Patients co-infected with HIV and hepatitis C virus whose HIV treatment is suppressing their viral load to undetectable levels have comparable CD4 cell count increases to those seen in patients who are only infected with HIV, investigators report in the April 15th edition of the Journal of Acquired Immune Deficiency Syndromes.
It is estimated that there are two million HIV-positive individuals co-infected with hepatitis C virus in the European region. Earlier research has provided conflicting information on the effect of co-infection on CD4 cell recovery in individuals taking HIV treatment. Differences in adherence to HIV treatment or the potency of antiretroviral regimens were a potential limitation of these studies. Furthermore, they defined hepatitis C co-infection as the presence of antibodies to the virus and did not investigate the influence of either hepatitis C replication or genotype.
Investigators from the EuroSIDA cohort therefore designed a prospective study to assess the influence of chronic hepatitis C co-infection and genotype on CD4 cell recovery in HIV-positive patients whose HIV treatment achieved and sustained the suppression of viral load to undetectable levels (below 50 copies/ml).
Patients with antibodies to hepatitis C virus and at least two consecutive undetectable HIV viral loads after starting HIV treatment were eligible for inclusion in the study. The investigators calculated the annual change in CD4 cell count for these patients and then compared them to those observed in patients only infected with HIV whose antiretroviral therapy had suppressed viral load to undetectable levels. Further analyses were then performed to determine the impact of hepatitis C genotype and replication on CD4 cell recovery.
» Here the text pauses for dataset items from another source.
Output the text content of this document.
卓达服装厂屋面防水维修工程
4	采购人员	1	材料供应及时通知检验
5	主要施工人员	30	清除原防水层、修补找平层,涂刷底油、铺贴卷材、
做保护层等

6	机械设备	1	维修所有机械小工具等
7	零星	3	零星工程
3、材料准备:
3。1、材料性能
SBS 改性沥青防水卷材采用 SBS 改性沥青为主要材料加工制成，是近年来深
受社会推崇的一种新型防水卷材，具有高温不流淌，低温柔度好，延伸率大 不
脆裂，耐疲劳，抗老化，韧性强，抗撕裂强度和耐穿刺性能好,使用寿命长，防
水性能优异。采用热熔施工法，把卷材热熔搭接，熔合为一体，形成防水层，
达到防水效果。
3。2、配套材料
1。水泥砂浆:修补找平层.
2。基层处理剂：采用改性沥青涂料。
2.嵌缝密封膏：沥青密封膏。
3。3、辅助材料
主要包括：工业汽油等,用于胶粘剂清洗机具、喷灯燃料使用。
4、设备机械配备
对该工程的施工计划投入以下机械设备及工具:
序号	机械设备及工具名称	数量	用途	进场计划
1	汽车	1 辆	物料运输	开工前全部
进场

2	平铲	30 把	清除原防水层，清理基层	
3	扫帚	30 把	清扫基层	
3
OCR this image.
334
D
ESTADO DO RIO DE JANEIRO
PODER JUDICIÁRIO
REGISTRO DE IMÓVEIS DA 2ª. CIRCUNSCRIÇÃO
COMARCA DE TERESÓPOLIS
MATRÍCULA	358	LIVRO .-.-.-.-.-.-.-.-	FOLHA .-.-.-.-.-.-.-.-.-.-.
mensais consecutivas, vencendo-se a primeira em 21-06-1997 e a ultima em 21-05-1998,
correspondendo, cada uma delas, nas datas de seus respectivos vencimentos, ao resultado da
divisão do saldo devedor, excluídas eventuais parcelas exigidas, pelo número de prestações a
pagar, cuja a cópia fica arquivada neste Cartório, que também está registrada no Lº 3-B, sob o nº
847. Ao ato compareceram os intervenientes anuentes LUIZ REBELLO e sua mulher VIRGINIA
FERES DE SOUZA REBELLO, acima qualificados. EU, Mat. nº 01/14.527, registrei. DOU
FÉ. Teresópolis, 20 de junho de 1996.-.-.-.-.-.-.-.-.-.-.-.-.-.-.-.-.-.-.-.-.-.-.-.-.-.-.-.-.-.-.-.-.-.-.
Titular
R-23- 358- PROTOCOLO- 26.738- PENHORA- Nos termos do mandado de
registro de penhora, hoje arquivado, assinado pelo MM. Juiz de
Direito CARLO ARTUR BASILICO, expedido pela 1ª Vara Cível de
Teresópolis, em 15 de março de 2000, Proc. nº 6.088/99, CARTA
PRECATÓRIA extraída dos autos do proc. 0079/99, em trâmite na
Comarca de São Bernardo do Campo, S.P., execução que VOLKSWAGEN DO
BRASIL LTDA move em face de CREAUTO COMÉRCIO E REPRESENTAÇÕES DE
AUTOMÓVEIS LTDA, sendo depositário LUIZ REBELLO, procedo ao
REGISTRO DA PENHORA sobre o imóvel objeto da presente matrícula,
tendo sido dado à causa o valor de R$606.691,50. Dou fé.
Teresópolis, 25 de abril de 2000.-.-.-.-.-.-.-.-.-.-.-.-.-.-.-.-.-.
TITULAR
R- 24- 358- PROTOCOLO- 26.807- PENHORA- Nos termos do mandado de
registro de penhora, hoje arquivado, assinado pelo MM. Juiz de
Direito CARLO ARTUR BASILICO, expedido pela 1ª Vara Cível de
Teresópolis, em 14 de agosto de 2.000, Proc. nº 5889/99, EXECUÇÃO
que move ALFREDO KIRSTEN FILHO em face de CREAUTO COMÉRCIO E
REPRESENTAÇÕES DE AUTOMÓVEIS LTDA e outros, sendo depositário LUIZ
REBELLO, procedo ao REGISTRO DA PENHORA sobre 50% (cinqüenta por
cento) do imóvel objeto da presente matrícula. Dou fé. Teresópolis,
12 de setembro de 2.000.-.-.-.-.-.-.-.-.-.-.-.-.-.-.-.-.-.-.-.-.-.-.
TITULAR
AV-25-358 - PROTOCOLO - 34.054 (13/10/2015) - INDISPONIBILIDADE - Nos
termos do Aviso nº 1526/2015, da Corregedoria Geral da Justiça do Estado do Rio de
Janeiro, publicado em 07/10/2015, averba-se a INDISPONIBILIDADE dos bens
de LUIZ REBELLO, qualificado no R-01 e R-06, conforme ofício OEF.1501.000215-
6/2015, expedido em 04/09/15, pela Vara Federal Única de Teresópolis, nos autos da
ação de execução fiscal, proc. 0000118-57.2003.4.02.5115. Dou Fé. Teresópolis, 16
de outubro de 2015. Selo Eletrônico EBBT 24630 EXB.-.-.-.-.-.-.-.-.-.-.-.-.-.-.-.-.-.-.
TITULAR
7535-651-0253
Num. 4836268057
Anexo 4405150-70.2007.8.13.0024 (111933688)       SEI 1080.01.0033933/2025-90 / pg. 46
A total of 4208 patients were included in the investigators’ analyses. The first analysis showed that there was no significant difference in the annual CD4 cell count increase seen in the co-infected patients (36 cells/mm3, 95% CI, 27.2-43.9) and the patients only infected with HIV (38 cells/mm3, 95% CI, 34.8-41.9).
These results did not change when the investigators adjusted for hepatitis C genotype. Nor were they altered by adjusting for nucleos(t)ide combinations, third antiretroviral drug, age, time since starting antiretroviral therapy, time to initial viral suppression, or whether an individual was treatment-naive or treatment-experienced when they started combination HIV therapy.
Taking into account ongoing hepatitis C replication did not significantly affect the results. Nor did the hepatitis C genotype influence CD4 cell recovery in these patients with ongoing hepatitis C replication. Finally the investigators compared changes in CD4 cell counts according to co-infected patients’ hepatitis C viral load. This showed that although annual CD4 cell gains (43 cell/mm3) were higher amongst patients with a hepatitis C viral load below 1 million iu/ml than those with a hepatitis C viral load above this level (35 cells/mm3), the difference was not significant (p = 0.43).
“In this large prospective cohort study, we provide evidence that hepatitis C virus coinfection does not influence the CD4 cell recovery in HIV-1-infected patients who are persistently maximally HIV suppressed…compared with HIV-monoinfected patients”, write the investigators.
Nor did they find any differences in CD4 cell gain when comparing patients who were hepatitis C “viremic vs. aviremic patients with hepatitis C virus antibodies, and between distinct hepatitis C virus genotypes among viremic patients”.
They do however conclude that co-infected patients may benefit from starting HIV treatment earlier than otherwise recommended “because studies have shown that combination antiretroviral therapy may slow fibrosis progression.” They also note the benefits of hepatitis C treatment for co-infected patients as “hepatitis C virus eradication will lower the risk of hepatotoxicity induced by antiretroviral drugs and progression of liver disease.”
Peters L et al. Hepatitis C virus coinfection does not influence the CD4 cell recovery in HIV-1-infected patients with maximum virologic suppression. J Acquir Immune Defic Syndr 50: 457-63, 2009.